Would love to hear your thoughts. But, I have to say, this is something I didn’t even know to think about prior to reading these two articles. Incredible reads, and I’m already thinking about the application in my own life and business of the principles herein.
Taylor Pearson says
I hadn’t thought about the notion of a base metric or base currency in the sense that the U.S. dollar is an international/base currency, but on the surface it makes sense that optionality would be it. Options can be converted into money, relationships, fame, etc.
Perhaps one of the reasons I hadn’t considered a base currency is that one of the big things I’ve realized with illegible currencies is how expensive it is to convert them into illegible currencies and how inefficient it is.
The 4HWW pointed this out in the sense that if you want time and mobility, you take a job to get money to theoretically buy back your time and mobility forty years later. This is hyper inefficient.
Taleb also touches on this in Antifragile:
“If true wealth consists in worriless sleeping, clear conscience, reciprocal gratitude, absence of envy, good appetite, muscle strength, physical energy, frequent laughs, no meals alone, no gym class, some physical labor (or hobby), good bowel movements, no meeting rooms, and periodic surprises, then it is largely subtractive (elimination of iatrogenics).”

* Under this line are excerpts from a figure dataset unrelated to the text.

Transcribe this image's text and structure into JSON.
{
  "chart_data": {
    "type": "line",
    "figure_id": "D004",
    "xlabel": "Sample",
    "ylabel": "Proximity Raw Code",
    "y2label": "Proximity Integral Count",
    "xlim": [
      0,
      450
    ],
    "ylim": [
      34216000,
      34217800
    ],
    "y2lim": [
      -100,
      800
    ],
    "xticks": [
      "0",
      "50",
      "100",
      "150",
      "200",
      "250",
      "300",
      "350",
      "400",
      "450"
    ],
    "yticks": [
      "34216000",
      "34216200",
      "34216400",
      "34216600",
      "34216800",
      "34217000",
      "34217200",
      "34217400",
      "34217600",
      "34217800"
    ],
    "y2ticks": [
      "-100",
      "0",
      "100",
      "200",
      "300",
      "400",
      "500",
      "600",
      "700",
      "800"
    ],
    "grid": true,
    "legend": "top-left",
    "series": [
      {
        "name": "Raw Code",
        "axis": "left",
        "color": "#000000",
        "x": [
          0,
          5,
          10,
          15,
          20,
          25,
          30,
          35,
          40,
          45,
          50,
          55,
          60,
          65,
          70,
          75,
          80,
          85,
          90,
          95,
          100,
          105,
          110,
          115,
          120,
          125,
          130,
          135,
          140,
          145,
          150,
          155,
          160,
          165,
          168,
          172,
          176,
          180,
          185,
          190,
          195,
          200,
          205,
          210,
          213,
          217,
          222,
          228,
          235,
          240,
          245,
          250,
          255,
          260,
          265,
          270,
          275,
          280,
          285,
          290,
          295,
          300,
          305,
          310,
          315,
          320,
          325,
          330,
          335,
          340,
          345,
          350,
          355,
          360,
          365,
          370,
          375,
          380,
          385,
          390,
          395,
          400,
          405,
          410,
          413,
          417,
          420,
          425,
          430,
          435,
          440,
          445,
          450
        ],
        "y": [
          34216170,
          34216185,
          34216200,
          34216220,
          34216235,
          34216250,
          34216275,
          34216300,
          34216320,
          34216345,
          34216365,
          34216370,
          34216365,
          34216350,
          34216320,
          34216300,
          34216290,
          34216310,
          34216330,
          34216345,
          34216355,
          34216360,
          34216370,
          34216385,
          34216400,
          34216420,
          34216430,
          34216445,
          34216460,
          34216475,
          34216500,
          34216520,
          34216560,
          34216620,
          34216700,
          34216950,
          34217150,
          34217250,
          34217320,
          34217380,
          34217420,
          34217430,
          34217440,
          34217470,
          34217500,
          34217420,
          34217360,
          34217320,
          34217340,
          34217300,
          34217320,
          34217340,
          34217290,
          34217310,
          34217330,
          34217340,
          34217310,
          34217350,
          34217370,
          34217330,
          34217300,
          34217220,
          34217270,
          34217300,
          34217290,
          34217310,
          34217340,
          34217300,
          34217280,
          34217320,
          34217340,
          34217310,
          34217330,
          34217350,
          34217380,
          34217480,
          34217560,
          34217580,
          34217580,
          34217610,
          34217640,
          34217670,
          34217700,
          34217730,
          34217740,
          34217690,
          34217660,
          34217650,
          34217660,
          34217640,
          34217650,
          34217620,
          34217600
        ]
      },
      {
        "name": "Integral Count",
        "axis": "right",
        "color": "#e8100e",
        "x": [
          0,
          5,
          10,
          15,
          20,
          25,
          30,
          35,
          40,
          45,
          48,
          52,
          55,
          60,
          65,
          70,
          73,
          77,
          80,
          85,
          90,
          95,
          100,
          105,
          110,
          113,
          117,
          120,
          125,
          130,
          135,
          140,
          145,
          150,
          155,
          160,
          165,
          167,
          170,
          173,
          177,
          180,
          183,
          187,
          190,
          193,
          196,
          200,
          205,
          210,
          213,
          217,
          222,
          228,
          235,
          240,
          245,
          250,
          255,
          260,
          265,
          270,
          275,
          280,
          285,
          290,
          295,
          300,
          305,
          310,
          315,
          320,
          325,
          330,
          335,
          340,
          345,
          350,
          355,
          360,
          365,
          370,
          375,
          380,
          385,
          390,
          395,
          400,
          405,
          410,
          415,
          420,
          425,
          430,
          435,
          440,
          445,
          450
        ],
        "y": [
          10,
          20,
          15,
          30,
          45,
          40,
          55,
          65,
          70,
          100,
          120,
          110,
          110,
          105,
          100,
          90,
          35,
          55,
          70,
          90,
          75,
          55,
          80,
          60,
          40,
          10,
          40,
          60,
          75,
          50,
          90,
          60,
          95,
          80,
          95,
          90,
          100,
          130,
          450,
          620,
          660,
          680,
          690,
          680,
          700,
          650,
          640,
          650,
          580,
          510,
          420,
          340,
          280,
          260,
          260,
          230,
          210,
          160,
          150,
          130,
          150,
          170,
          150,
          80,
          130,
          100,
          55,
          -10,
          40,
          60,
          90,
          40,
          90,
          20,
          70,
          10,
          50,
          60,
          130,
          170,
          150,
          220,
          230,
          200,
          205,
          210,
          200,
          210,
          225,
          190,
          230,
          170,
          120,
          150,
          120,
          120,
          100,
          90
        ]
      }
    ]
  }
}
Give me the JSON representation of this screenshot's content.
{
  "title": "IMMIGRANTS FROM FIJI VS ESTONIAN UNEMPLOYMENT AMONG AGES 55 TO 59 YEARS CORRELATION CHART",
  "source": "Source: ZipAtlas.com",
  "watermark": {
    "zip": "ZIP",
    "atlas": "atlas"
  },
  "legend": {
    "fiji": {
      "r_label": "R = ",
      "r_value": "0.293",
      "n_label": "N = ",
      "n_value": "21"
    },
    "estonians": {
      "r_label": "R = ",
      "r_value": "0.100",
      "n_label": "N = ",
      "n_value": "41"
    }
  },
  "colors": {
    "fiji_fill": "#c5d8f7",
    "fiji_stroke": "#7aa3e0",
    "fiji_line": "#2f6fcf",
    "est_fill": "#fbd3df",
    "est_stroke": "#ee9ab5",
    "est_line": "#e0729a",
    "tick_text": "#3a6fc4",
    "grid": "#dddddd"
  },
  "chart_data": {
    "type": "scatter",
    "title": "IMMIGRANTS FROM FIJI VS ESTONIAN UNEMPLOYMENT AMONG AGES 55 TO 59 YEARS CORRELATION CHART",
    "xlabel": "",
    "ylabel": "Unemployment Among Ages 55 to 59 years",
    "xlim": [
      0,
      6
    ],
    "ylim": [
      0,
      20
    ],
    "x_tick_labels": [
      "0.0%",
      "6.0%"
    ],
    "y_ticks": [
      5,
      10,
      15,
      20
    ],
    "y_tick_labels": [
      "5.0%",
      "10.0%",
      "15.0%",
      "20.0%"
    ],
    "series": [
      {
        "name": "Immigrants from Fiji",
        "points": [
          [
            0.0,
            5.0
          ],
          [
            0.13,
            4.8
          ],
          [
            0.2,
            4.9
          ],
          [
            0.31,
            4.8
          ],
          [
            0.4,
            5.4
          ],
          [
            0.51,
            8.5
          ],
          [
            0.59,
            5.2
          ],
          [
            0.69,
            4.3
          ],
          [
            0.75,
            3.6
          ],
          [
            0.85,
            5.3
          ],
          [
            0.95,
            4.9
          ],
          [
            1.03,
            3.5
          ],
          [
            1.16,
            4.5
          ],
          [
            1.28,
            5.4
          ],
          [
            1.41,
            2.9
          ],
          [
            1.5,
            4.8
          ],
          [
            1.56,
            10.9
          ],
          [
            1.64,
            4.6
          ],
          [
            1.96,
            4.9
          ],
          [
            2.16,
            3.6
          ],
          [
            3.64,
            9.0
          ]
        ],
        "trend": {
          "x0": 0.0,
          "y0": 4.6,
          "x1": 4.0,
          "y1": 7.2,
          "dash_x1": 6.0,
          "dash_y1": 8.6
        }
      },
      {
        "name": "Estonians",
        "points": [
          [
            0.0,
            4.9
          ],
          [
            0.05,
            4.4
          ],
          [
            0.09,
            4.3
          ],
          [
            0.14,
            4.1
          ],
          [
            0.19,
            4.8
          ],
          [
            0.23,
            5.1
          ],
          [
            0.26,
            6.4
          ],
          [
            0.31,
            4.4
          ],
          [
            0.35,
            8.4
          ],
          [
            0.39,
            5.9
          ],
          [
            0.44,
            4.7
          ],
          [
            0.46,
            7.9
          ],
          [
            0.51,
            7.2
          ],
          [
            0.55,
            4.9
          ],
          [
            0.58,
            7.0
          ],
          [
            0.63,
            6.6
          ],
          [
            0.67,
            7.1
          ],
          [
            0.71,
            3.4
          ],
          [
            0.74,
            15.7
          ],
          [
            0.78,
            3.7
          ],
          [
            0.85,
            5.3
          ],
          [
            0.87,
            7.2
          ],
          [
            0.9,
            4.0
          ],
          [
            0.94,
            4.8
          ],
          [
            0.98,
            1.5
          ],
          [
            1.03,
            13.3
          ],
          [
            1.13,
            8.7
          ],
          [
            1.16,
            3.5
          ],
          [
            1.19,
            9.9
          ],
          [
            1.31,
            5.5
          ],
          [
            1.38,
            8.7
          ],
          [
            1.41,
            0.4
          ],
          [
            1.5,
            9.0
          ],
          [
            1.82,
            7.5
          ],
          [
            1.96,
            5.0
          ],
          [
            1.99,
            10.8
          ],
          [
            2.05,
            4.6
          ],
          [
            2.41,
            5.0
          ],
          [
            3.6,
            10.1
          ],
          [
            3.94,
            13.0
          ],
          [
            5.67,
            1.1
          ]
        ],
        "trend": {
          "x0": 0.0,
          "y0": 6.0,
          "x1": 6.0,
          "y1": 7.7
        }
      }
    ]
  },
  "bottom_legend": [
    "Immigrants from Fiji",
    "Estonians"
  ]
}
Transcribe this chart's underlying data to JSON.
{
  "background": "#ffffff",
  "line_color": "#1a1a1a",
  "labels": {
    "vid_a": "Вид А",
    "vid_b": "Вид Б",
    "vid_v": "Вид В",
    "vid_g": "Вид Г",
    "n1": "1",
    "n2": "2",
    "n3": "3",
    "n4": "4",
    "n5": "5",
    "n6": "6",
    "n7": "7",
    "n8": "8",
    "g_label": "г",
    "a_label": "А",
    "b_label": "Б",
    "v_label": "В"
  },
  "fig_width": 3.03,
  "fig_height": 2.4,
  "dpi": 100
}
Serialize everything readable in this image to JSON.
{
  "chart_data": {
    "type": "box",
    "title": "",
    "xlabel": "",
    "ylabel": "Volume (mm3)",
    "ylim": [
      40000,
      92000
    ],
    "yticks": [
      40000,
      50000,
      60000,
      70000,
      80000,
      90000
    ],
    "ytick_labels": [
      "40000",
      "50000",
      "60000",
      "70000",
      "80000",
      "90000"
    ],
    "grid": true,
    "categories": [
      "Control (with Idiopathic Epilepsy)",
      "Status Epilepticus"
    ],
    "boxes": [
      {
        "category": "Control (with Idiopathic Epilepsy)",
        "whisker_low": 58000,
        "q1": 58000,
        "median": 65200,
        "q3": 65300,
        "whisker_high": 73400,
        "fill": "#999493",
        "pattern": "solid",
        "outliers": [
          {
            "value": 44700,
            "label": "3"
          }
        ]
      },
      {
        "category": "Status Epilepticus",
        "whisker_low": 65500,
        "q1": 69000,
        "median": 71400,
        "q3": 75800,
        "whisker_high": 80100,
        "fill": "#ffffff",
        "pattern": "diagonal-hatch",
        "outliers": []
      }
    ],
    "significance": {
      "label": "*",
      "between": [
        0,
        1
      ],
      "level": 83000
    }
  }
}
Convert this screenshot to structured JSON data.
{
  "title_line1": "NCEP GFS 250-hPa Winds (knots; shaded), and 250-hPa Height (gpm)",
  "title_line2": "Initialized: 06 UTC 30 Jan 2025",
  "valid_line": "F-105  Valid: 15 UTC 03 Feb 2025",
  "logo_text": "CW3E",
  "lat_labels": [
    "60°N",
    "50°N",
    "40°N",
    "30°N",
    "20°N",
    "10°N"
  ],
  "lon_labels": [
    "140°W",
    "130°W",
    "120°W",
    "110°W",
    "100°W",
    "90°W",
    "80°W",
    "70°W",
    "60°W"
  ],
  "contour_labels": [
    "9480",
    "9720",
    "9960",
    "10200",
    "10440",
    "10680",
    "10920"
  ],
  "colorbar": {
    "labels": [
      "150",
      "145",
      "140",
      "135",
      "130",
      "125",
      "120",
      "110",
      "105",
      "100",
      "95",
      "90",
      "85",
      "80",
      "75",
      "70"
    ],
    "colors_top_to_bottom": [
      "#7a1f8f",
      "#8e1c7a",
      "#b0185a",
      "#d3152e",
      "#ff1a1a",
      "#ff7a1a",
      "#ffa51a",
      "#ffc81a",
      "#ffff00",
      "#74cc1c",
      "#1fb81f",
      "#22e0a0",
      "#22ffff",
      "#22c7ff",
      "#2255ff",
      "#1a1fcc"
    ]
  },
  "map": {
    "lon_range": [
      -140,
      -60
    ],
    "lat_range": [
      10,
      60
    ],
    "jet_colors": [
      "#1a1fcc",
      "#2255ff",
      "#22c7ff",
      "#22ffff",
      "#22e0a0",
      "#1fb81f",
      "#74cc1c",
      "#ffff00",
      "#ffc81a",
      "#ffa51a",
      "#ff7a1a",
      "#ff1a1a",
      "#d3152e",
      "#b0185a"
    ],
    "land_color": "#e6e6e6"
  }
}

I wrote a post on this maybe a year ago that goes into more depth: https://taylorpearson.me/cash/
Tim Ferriss had some interesting thoughts on this I listened to after writing the article that I enjoyed and agree with. A lot of people look at me like I’m crazy when I explain this stuff so made me feel a bit vindicated that he had a similar philosophy: http://mixergy.com/interviews/tim-ferriss-the-tim-ferriss-experiment/
Interesting concept re: base currency, thanks for sharing. Will have to do some more thinking on it.
Adrijus Guscia says
Your affiliate link plugin is not working.. code instead of link. just FYI.. 🙂
Taylor Pearson says
Fixed, thanks for taking the time to point that out!
Adrijus Guscia says
No worries, you’re welcome!
Josh says
Looks like when you edited your site some of the formatting got messed up.